How Beets Increase Nitric Oxide and Affect the Body

Beets are root vegetables recognized for their nutritional content, including vitamins, minerals, and antioxidants. They contain compounds that interact with the body to produce nitric oxide, a signaling molecule involved in various bodily functions. Consuming beets can lead to increased nitric oxide levels, influencing different physiological processes.

The Nitrate to Nitric Oxide Pathway

Dietary nitrates, abundant in beets, are the primary compound increasing nitric oxide levels. Upon consumption, nitrates (NO3−) undergo a two-step conversion. Oral bacteria in saliva reduce dietary nitrate to nitrite (NO2−). Specific anaerobic bacteria, such as Veillonella atypical, Veillonella dispar, Actinomyces, and Rothia, are effective at this reduction.

The newly formed nitrite then travels to the stomach, where the acidic environment facilitates its conversion into nitric oxide (NO). Absorbed nitrate and any remaining nitrite from this pathway enter the circulatory system, where they are further converted into bioactive nitric oxide within various tissues and the bloodstream. This dietary route provides an important alternative to the body’s endogenous production of nitric oxide, especially when oxygen levels are reduced.

Physiological Effects of Increased Nitric Oxide

The nitric oxide generated from beet consumption exerts several effects throughout the body, largely due to its role in regulating blood flow. One significant effect is vasodilation, where nitric oxide signals the smooth muscles lining artery walls to relax, causing blood vessels to widen. This leads to improved circulation, allowing for more efficient transport of blood.

Increased vasodilation directly influences blood pressure regulation. Wider blood vessels reduce resistance to blood flow, which can result in lower blood pressure. Studies show that consuming beet juice can lead to a measurable reduction in both systolic and diastolic blood pressure within hours, with effects that can last throughout the day. One analysis of multiple studies indicated average reductions of 3.55 mmHg in systolic and 1.32 mmHg in diastolic blood pressure after beet juice intake.

Beyond cardiovascular effects, enhanced blood flow from nitric oxide production also impacts athletic performance. Improved circulation means more oxygen and nutrients are delivered to working muscles, while waste products are removed more efficiently. This can lead to better endurance and overall exercise efficiency. Nitric oxide helps muscles utilize oxygen more effectively, potentially delaying fatigue during physical exertion.

Consumption Methods and Considerations

Beets can be incorporated into the diet in various forms to harness their nitrate content, including raw, cooked, juiced, or as powdered supplements. While cooking may slightly reduce nitrate content, concentrated forms like beet juice or powders offer a higher dose of nitrates. Fresh beet juice provides a concentrated source of compounds that contribute to nitric oxide synthesis.

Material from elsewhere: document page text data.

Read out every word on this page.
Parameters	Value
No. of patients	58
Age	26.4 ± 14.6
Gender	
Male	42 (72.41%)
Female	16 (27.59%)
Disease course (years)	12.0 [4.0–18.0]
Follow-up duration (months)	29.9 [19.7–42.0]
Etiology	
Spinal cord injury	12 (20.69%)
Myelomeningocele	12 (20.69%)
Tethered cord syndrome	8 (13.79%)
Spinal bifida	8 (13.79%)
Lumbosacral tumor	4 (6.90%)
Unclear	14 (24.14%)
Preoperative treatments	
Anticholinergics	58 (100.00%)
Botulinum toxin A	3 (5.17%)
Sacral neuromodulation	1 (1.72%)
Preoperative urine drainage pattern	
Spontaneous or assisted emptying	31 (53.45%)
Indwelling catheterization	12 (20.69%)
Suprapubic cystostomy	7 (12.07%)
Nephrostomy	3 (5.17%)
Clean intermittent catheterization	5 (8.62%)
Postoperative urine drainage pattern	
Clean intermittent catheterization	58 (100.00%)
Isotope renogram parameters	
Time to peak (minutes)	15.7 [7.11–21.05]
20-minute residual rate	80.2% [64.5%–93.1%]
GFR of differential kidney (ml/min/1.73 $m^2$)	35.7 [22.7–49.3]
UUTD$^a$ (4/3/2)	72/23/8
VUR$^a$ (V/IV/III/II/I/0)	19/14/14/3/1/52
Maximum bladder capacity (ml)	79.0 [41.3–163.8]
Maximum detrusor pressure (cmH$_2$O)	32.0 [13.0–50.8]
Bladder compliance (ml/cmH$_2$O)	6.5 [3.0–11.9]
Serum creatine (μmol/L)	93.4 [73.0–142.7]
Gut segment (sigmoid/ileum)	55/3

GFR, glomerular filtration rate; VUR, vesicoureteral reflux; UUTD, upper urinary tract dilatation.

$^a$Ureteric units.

A common and harmless side effect of beet consumption is beeturia, which causes urine or stools to turn reddish or pink. This temporary discoloration is due to the pigments in beets and should not be a cause for concern.

Beets contain oxalates, naturally occurring compounds that can form crystals in urine. Individuals with a history of calcium oxalate kidney stones should consume beets in moderation. Cooking beets can reduce their oxalate content by approximately 25 percent. For those needing a lower-oxalate, high-nitrate vegetable, arugula presents an alternative option.